Corporal Luke Tamatea, 31, lance corporal Jacinda Baker, 26, and private Richard Harris, 21, were all killed when their Humvee struck a roadside bomb in the Afghanistan province of Bamiyan.

Their New Zealand and international colleagues farewelled them in a ramp ceremony at Bagram Airbase last night, and their bodies were now on the way back to New Zealand, ahead of a final ramp ceremony in Christchurch tomorrow.

The brave soldiers' lives were taken far too soon by a "cowardly act", New Zealand Provincial Reconstruction Team senior military advisor Pete Hall said in a moving statement.

"I think of their families everyday, I am heartbroken for their loss and can offer little comfort other than to assure them that in honour of their memory, we the members of CRIB 20 will complete our task applying the values that Luke, Jacinda and Richard lived by," Hall said.

"I am a better man for having known them."

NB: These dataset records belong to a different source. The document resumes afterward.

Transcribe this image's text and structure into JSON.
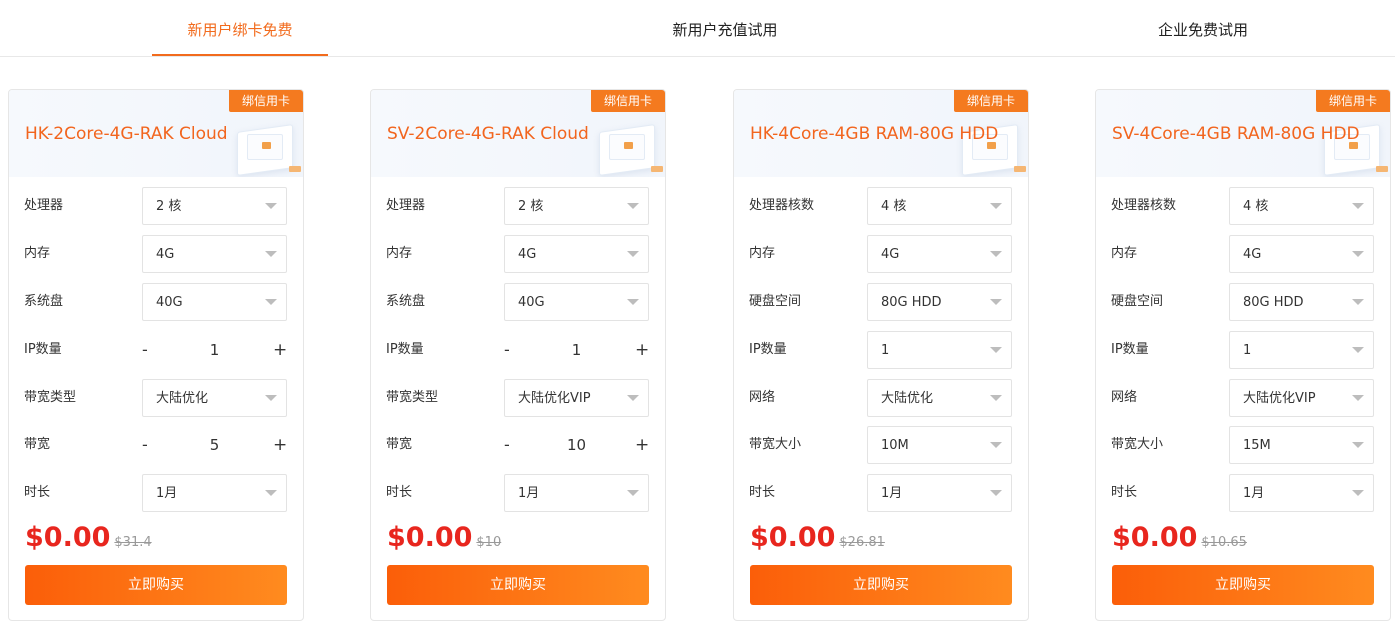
{
  "tabs": [
    "新用户绑卡免费",
    "新用户充值试用",
    "企业免费试用"
  ],
  "colors": {
    "accent": "#f26b1d",
    "price": "#e8261e",
    "badge": "#f47a1f"
  },
  "cards": [
    {
      "badge": "绑信用卡",
      "title": "HK-2Core-4G-RAK Cloud",
      "rows": [
        {
          "label": "处理器",
          "type": "select",
          "value": "2 核"
        },
        {
          "label": "内存",
          "type": "select",
          "value": "4G"
        },
        {
          "label": "系统盘",
          "type": "select",
          "value": "40G"
        },
        {
          "label": "IP数量",
          "type": "stepper",
          "value": "1",
          "minus": "-",
          "plus": "+"
        },
        {
          "label": "带宽类型",
          "type": "select",
          "value": "大陆优化"
        },
        {
          "label": "带宽",
          "type": "stepper",
          "value": "5",
          "minus": "-",
          "plus": "+"
        },
        {
          "label": "时长",
          "type": "select",
          "value": "1月"
        }
      ],
      "price": "$0.00",
      "old_price": "$31.4",
      "buy_label": "立即购买"
    },
    {
      "badge": "绑信用卡",
      "title": "SV-2Core-4G-RAK Cloud",
      "rows": [
        {
          "label": "处理器",
          "type": "select",
          "value": "2 核"
        },
        {
          "label": "内存",
          "type": "select",
          "value": "4G"
        },
        {
          "label": "系统盘",
          "type": "select",
          "value": "40G"
        },
        {
          "label": "IP数量",
          "type": "stepper",
          "value": "1",
          "minus": "-",
          "plus": "+"
        },
        {
          "label": "带宽类型",
          "type": "select",
          "value": "大陆优化VIP"
        },
        {
          "label": "带宽",
          "type": "stepper",
          "value": "10",
          "minus": "-",
          "plus": "+"
        },
        {
          "label": "时长",
          "type": "select",
          "value": "1月"
        }
      ],
      "price": "$0.00",
      "old_price": "$10",
      "buy_label": "立即购买"
    },
    {
      "badge": "绑信用卡",
      "title": "HK-4Core-4GB RAM-80G HDD",
      "rows": [
        {
          "label": "处理器核数",
          "type": "select",
          "value": "4 核"
        },
        {
          "label": "内存",
          "type": "select",
          "value": "4G"
        },
        {
          "label": "硬盘空间",
          "type": "select",
          "value": "80G HDD"
        },
        {
          "label": "IP数量",
          "type": "select",
          "value": "1"
        },
        {
          "label": "网络",
          "type": "select",
          "value": "大陆优化"
        },
        {
          "label": "带宽大小",
          "type": "select",
          "value": "10M"
        },
        {
          "label": "时长",
          "type": "select",
          "value": "1月"
        }
      ],
      "price": "$0.00",
      "old_price": "$26.81",
      "buy_label": "立即购买"
    },
    {
      "badge": "绑信用卡",
      "title": "SV-4Core-4GB RAM-80G HDD",
      "rows": [
        {
          "label": "处理器核数",
          "type": "select",
          "value": "4 核"
        },
        {
          "label": "内存",
          "type": "select",
          "value": "4G"
        },
        {
          "label": "硬盘空间",
          "type": "select",
          "value": "80G HDD"
        },
        {
          "label": "IP数量",
          "type": "select",
          "value": "1"
        },
        {
          "label": "网络",
          "type": "select",
          "value": "大陆优化VIP"
        },
        {
          "label": "带宽大小",
          "type": "select",
          "value": "15M"
        },
        {
          "label": "时长",
          "type": "select",
          "value": "1月"
        }
      ],
      "price": "$0.00",
      "old_price": "$10.65",
      "buy_label": "立即购买"
    }
  ]
}
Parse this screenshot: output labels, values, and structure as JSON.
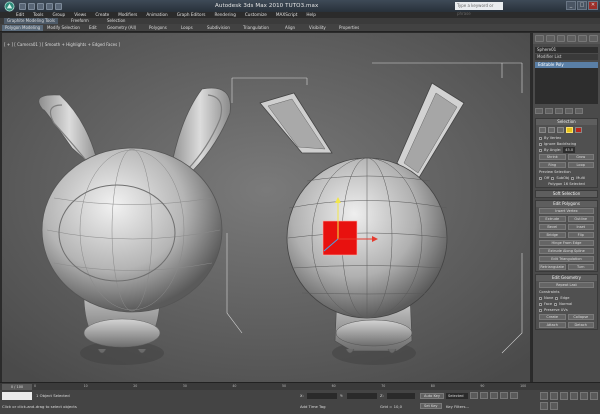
{
  "window": {
    "title": "Autodesk 3ds Max  2010     TUTO3.max",
    "search_placeholder": "Type a keyword or phrase",
    "minimize": "_",
    "maximize": "□",
    "close": "✕"
  },
  "menu": {
    "items": [
      "Edit",
      "Tools",
      "Group",
      "Views",
      "Create",
      "Modifiers",
      "Animation",
      "Graph Editors",
      "Rendering",
      "Customize",
      "MAXScript",
      "Help"
    ]
  },
  "ribbon": {
    "tabs": [
      "Graphite Modeling Tools",
      "Freeform",
      "Selection"
    ],
    "active_tab": 0,
    "buttons": [
      "Polygon Modeling",
      "Modify Selection",
      "Edit",
      "Geometry (All)",
      "Polygons",
      "Loops",
      "Subdivision",
      "Triangulation",
      "Align",
      "Visibility",
      "Properties"
    ],
    "active_button": 0
  },
  "viewport": {
    "label": "[ + ] [ Camera01 ] [ Smooth + Highlights + Edged Faces ]",
    "selection_color": "#e8110f",
    "background": "#5f5f5f"
  },
  "command_panel": {
    "object_name": "Sphere01",
    "modifier_list": "Modifier List",
    "stack_item": "Editable Poly",
    "selection": {
      "header": "Selection",
      "by_vertex": "By Vertex",
      "ignore_backfacing": "Ignore Backfacing",
      "by_angle": "By Angle:",
      "by_angle_value": "45.0",
      "shrink": "Shrink",
      "grow": "Grow",
      "ring": "Ring",
      "loop": "Loop",
      "preview_selection": "Preview Selection",
      "off": "Off",
      "subobj": "SubObj",
      "multi": "Multi",
      "status": "Polygon 16 Selected"
    },
    "soft_selection": {
      "header": "Soft Selection"
    },
    "edit_polygons": {
      "header": "Edit Polygons",
      "insert_vertex": "Insert Vertex",
      "extrude": "Extrude",
      "outline": "Outline",
      "bevel": "Bevel",
      "inset": "Inset",
      "bridge": "Bridge",
      "flip": "Flip",
      "hinge": "Hinge From Edge",
      "extrude_spline": "Extrude Along Spline",
      "edit_triangulation": "Edit Triangulation",
      "retriangulate": "Retriangulate",
      "turn": "Turn"
    },
    "edit_geometry": {
      "header": "Edit Geometry",
      "repeat_last": "Repeat Last",
      "constraints": "Constraints",
      "none": "None",
      "edge": "Edge",
      "face": "Face",
      "normal": "Normal",
      "preserve_uvs": "Preserve UVs",
      "create": "Create",
      "collapse": "Collapse",
      "attach": "Attach",
      "detach": "Detach"
    }
  },
  "trackbar": {
    "time_slider": "0 / 100",
    "ticks": [
      "0",
      "10",
      "20",
      "30",
      "40",
      "50",
      "60",
      "70",
      "80",
      "90",
      "100"
    ]
  },
  "status": {
    "selected": "1 Object Selected",
    "prompt": "Click or click-and-drag to select objects",
    "x_label": "X:",
    "y_label": "Y:",
    "z_label": "Z:",
    "grid": "Grid = 10,0",
    "auto_key": "Auto Key",
    "selected_dropdown": "Selected",
    "set_key": "Set Key",
    "key_filters": "Key Filters...",
    "add_time_tag": "Add Time Tag"
  }
}
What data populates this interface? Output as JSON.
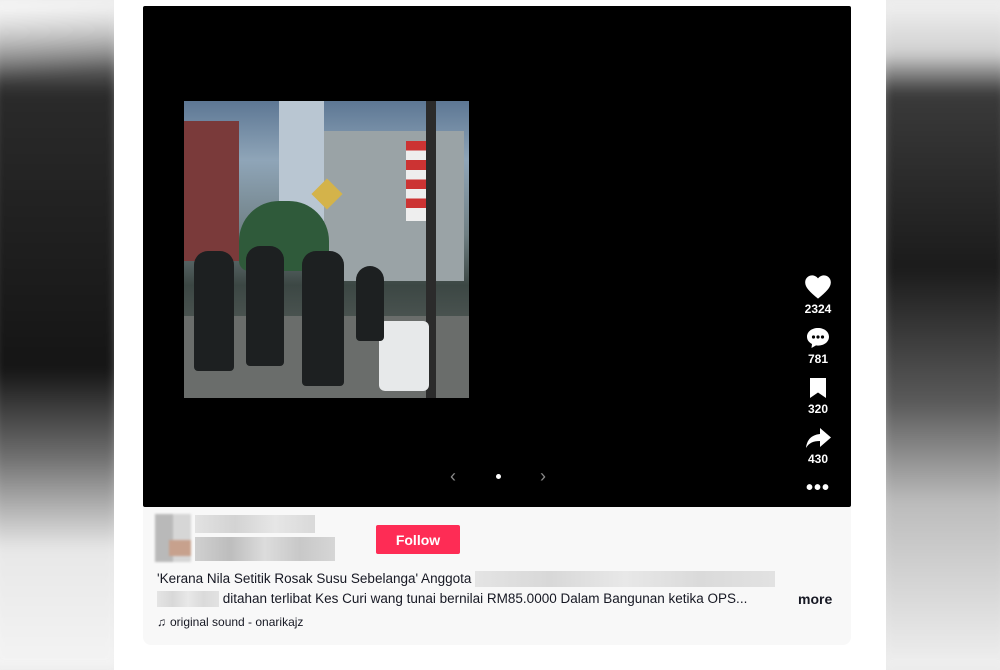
{
  "actions": {
    "likes": "2324",
    "comments": "781",
    "saves": "320",
    "shares": "430"
  },
  "pager": {
    "prev": "‹",
    "next": "›"
  },
  "author": {
    "follow_label": "Follow"
  },
  "caption": {
    "line1_prefix": "'Kerana Nila Setitik Rosak Susu Sebelanga' Anggota",
    "line2_suffix": "ditahan terlibat Kes Curi wang tunai bernilai RM85.0000 Dalam Bangunan ketika OPS...",
    "more_label": "more"
  },
  "sound": {
    "icon": "music-note-icon",
    "label": "original sound - onarikajz"
  },
  "colors": {
    "follow": "#fe2c55",
    "video_bg": "#000000"
  }
}
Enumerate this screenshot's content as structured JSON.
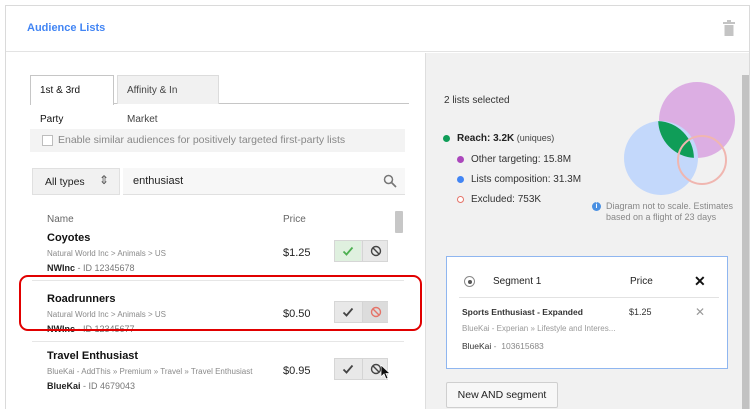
{
  "header": {
    "title": "Audience Lists"
  },
  "tabs": [
    {
      "label": "1st & 3rd Party",
      "active": true
    },
    {
      "label": "Affinity & In Market",
      "active": false
    }
  ],
  "similar_checkbox": {
    "label": "Enable similar audiences for positively targeted first-party lists",
    "checked": false
  },
  "filter": {
    "type_label": "All types",
    "type_arrow": "⇕",
    "search_value": "enthusiast"
  },
  "columns": {
    "name": "Name",
    "price": "Price"
  },
  "rows": [
    {
      "name": "Coyotes",
      "path": "Natural World Inc > Animals > US",
      "provider": "NWInc",
      "id_text": " - ID 12345678",
      "price": "$1.25",
      "state": "included"
    },
    {
      "name": "Roadrunners",
      "path": "Natural World Inc > Animals > US",
      "provider": "NWInc",
      "id_text": " - ID 12345677",
      "price": "$0.50",
      "state": "excluded-hover"
    },
    {
      "name": "Travel Enthusiast",
      "path": "BlueKai - AddThis » Premium » Travel » Travel Enthusiast",
      "provider": "BlueKai",
      "id_text": " - ID 4679043",
      "price": "$0.95",
      "state": "none"
    }
  ],
  "summary": {
    "selected": "2 lists selected",
    "reach_label": "Reach: 3.2K",
    "reach_sub": " (uniques)",
    "other_targeting": "Other targeting: 15.8M",
    "lists_composition": "Lists composition: 31.3M",
    "excluded": "Excluded: 753K",
    "note": "Diagram not to scale. Estimates based on a flight of 23 days",
    "colors": {
      "reach": "#0f9d58",
      "other": "#ab47bc",
      "composition": "#4285f4",
      "excluded": "#e57368"
    }
  },
  "segment": {
    "title": "Segment 1",
    "price_header": "Price",
    "close": "✕",
    "item_name": "Sports Enthusiast - Expanded",
    "item_price": "$1.25",
    "item_remove": "✕",
    "item_path": "BlueKai - Experian » Lifestyle and Interes...",
    "item_provider": "BlueKai",
    "item_id": "103615683"
  },
  "new_segment_button": "New AND segment"
}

The trio displayed great commitment, courage and comradeship, values which were pertinent to the Defence Force and which all soldiers hoped they could live up to, Hall said.  

"They were killed whilst undertaking a righteous and honourable endeavour assisting the people of Afghanistan to build a better place for the future - commitment;

"They deployed to a country in turmoil knowing that their lives would be at risk, but still they came - courage;

"They survived the Battle of Baghak where they fought honourably and bravely alongside their mates, tended the wounds of those that required care and arranged for their safe evacuation - comradeship."

The soldiers were part of a four-vehicle convoy which was transporting an ill colleague when their vehicle was struck by a bomb.

Hall said he took some solace in knowing that they died instantly and with no pain.

A national memorial would most likely be held on Saturday, Prime Minister John Key said earlier this week, but the Defence Force could not confirm when it would go ahead.